Raschkes Leistung besteht in der fast lückenlosen Rekonstruktion der Debatten, der Planungs- und Entscheidungsprozesse sowie der zumeist modifizierten Bauausführung – eingebettet jeweils in die politischen Gesamtzusammenhänge. Die Darstellung gewährt Einblick in die Vorstellungen, Konzeptionen und Gestaltungen von Stadt unter den ideologischen Prämissen des Sozialismus und den Bedingungen der zentralen Planung und der Mangelwirtschaft. Darüber hinaus hätten die Quellen durchaus auch weitergehende Erkenntnisse, etwa über die Lebensbedingungen der Bewohner, zur Akzeptanz der Baumaßnahmen und der Identifikation mit der neu entstandenen Stadt liefern können. Doch hat sich die Autorin aus arbeitsökonomischen Gründen – leider – bewusst auf die reine Planungsgeschichte konzentriert. Ein Stadtplan sowie Übersichten über die Entwicklung der Einwohnerzahlen und der Bebauung hätten die Orientierung für die Leser/innen erleichtert. Das Lesen des Buches wird zudem durch das kleine Schriftbild und die mitunter mäßige Qualität der Abbildungen ein wenig beeinträchtigt. Dies soll aber den Wert des Buches insgesamt nicht in Frage stellen. Die Arbeit Brigitte Raschkes ist ohne Zweifel eine wertvolle Bereicherung der Geschichte des Städtebaus in Deutschland.
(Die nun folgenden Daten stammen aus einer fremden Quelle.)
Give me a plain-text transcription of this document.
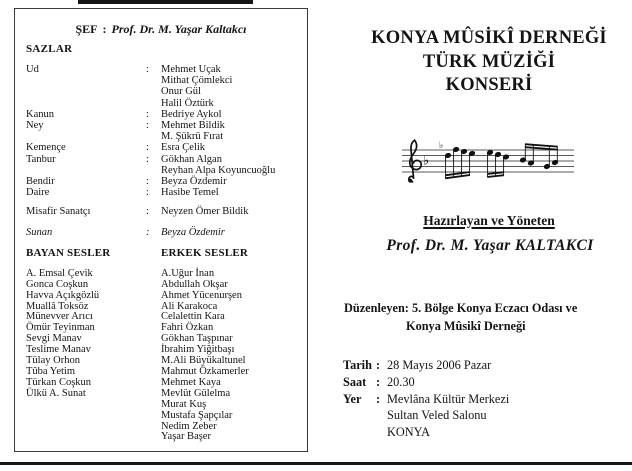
ŞEF : Prof. Dr. M. Yaşar Kaltakcı
SAZLAR
Ud	:	Mehmet Uçak
Mithat Çömlekci
Onur Gül
Halil Öztürk
Kanun	:	Bedriye Aykol
Ney	:	Mehmet Bildik
M. Şükrü Fırat
Kemençe	:	Esra Çelik
Tanbur	:	Gökhan Algan
Reyhan Alpa Koyuncuoğlu
Bendir	:	Beyza Özdemir
Daire	:	Hasibe Temel
Misafir Sanatçı	:	Neyzen Ömer Bildik
Sunan	:	Beyza Özdemir
BAYAN SESLER
A. Emsal Çevik
Gonca Coşkun
Havva Açıkgözlü
Muallâ Toksöz
Münevver Arıcı
Ömür Teyinman
Sevgi Manav
Teslime Manav
Tülay Orhon
Tûba Yetim
Türkan Coşkun
Ülkü A. Sunat
ERKEK SESLER
A.Uğur İnan
Abdullah Okşar
Ahmet Yücenurşen
Ali Karakoca
Celalettin Kara
Fahri Özkan
Gökhan Taşpınar
İbrahim Yiğitbaşı
M.Ali Büyükaltunel
Mahmut Özkamerler
Mehmet Kaya
Mevlüt Gülelma
Murat Kuş
Mustafa Şapçılar
Nedim Zeber
Yaşar Başer
KONYA MÛSİKÎ DERNEĞİ
TÜRK MÜZİĞİ
KONSERİ
♭
♭
Hazırlayan ve Yöneten
Prof. Dr. M. Yaşar KALTAKCI
Düzenleyen: 5. Bölge Konya Eczacı Odası ve
Konya Mûsikî Derneği
Tarih : 28 Mayıs 2006 Pazar
Saat : 20.30
Yer	: Mevlâna Kültür Merkezi
Sultan Veled Salonu
KONYA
1 Durth, Werner; Düwel, Jörn; Gutschow; Niels, Architektur und Städtebau in der DDR, 2 Bde., Frankfurt am Main 1998; Saldern, Adelheid von (Hg.), Inszenierte Einigkeit. Herrschaftsrepräsentation in DDR-Städten, Stuttgart 2003; vgl. die Rezension von Thomas Wolfes in: H-Soz-u-Kult, 29.04.2004, <hsozkult.geschichte.hu-berlin.de/rezensionen/2004-2-071>; Wolfes, Thomas (Hg.), Inszenierter Stolz. Stadtrepräsentationen in drei deutschen Gesellschaften (1935-1975), Stuttgart 2005; vgl. die Rezension von Philipp Springer in: H-Soz-u-Kult, 30.11.2005, <hsozkult.geschichte.hu-berlin.de/rezensionen/2005-4-132> sowie die Rezension beider Bände von Detlef Schmiechen-Ackermann in: IMS 1 (2005), S.87-95.
2 Vgl. dazu jetzt auch:Springer, Philipp, Verbaute Träume. Herrschaft, Stadtentwicklung und Lebensrealität in der sozialistischen Industriestadt Schwedt, Berlin 2006.